There is some rough language and definite crudeness but the story is deep and thoughtful.
I gave it 3 stars as a recommendation with the forewarning of some rough stuff but on a personal note I loved it and give it 4.5 stars. It has that “Dr. Zhivago” type of heartache and suffering and beauty. Not for everyone.

Wednesday, October 5, 2011

The Help

Hardcover: 464 pages
Published: 2009
4.6 out of 5 stars on Amazon (2,551 customer reviews)
Our Book Club Rated it: 5 stars *****

I think there was a lot of anticipation for me to read this book because everyone was buzzing about it and the movie was coming out at the end of August. I couldn’t stop thinking about the women and the era in this book. After reading and talking to Dallys about the Audio version, I definitely want to listen to it to hear the different characters and accents. These were the things I loved most about the book.

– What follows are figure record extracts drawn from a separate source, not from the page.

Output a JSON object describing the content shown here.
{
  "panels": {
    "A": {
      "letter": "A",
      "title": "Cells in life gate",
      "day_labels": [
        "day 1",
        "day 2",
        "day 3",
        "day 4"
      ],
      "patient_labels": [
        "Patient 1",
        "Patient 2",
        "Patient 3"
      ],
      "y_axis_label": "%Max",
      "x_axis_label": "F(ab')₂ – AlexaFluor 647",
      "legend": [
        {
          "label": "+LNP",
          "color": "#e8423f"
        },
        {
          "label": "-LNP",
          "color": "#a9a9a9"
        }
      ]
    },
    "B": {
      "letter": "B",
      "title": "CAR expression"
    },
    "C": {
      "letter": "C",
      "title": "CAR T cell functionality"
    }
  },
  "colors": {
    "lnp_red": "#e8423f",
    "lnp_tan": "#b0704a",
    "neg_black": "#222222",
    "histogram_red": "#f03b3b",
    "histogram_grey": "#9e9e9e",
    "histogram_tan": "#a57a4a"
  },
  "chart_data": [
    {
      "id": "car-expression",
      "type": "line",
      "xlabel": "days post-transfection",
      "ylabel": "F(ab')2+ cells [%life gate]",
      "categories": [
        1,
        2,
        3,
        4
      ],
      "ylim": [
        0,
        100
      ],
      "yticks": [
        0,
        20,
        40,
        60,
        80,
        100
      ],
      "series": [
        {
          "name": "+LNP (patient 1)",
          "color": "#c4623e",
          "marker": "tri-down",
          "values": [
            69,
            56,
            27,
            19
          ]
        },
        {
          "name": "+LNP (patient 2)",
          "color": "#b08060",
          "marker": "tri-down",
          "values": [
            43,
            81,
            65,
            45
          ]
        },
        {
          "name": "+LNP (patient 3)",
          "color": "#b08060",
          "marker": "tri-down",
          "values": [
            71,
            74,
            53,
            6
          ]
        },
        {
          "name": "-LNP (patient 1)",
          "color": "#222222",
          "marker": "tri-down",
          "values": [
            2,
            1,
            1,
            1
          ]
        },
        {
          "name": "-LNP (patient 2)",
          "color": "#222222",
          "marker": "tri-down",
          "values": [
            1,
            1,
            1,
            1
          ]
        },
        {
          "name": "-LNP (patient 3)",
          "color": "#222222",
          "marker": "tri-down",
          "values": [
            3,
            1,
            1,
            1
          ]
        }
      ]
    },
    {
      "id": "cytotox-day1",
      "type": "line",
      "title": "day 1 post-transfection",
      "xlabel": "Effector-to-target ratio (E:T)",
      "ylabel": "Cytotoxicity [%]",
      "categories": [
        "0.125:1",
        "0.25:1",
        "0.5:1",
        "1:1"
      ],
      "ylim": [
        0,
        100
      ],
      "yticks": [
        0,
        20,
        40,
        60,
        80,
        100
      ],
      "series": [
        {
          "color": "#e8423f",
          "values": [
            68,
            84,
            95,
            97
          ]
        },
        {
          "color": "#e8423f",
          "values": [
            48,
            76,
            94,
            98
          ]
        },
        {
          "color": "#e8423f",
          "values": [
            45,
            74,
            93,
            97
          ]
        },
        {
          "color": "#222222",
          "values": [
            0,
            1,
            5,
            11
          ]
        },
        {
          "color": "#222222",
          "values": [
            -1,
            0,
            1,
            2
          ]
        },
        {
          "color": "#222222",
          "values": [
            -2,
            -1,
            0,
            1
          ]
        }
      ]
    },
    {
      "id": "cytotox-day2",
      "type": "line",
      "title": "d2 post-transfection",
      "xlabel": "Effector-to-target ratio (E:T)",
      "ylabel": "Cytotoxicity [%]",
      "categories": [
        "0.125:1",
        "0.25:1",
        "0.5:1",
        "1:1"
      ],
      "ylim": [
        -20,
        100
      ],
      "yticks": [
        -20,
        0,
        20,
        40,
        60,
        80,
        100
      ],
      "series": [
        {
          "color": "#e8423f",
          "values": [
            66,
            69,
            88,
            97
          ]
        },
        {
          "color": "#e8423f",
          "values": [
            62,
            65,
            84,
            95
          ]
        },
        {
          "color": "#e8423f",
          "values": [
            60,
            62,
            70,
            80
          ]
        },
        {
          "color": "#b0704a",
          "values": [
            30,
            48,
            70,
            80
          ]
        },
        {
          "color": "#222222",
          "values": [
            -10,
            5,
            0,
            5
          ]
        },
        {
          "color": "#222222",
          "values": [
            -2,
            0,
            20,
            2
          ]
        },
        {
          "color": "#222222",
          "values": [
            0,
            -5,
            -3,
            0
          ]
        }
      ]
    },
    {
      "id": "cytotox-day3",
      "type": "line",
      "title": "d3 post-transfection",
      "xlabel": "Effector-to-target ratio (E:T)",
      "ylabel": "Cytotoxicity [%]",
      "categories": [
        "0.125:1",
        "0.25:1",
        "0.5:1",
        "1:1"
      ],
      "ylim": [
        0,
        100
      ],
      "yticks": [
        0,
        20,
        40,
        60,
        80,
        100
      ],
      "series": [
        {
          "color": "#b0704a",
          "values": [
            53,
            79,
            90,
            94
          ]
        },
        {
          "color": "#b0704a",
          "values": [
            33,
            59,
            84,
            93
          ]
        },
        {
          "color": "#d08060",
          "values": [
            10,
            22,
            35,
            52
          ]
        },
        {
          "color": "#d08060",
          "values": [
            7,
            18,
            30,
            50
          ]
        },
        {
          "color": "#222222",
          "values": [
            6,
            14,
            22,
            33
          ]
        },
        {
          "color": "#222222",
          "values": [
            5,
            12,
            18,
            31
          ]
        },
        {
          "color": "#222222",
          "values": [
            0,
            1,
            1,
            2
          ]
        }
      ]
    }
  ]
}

1. The Mothers-I thought Hilly’s mother was hilarious and obviously not nearly as prejudiced as Hilly herself and I loved how Skeeter’s mother evolved and became someone ashamed of herself for being cruel in the past and came to Skeeter’s defense. I think she was secretly really envious of Skeeter’s independence and courage. 2. Character Development – I felt like I knew all of them.3. I loved how I felt like I was right there with them. I think that says a lot about the Author. Bringing the reader into the equation is so tricky sometimes and doesn’t always work. She did a brilliant job.A quote from Bethany at another book club, about Kathryn's writing, "...her writing is like life, because you never know the whole story at once. You get tid bits at a time."This book was almost hard to read at times. It made me feel guilty for not understanding more what the black people of that era went through. Especially the women. I am not sure that I am tough enough to have survived that. What a brilliant first novel for an author that was turned down 40 times before someone agreed to publish her book. I can't wait to read more from her. I am thinking that there are a lot of publishing companies out there who are kicking themselves for not taking this book.

Love yall,

P.S. I loved the movie also. When little Mae Mobley said at he end “I is good, I is kind, I is important” my heart broke just a little.

Such a powerful little book. I give it 5 stars.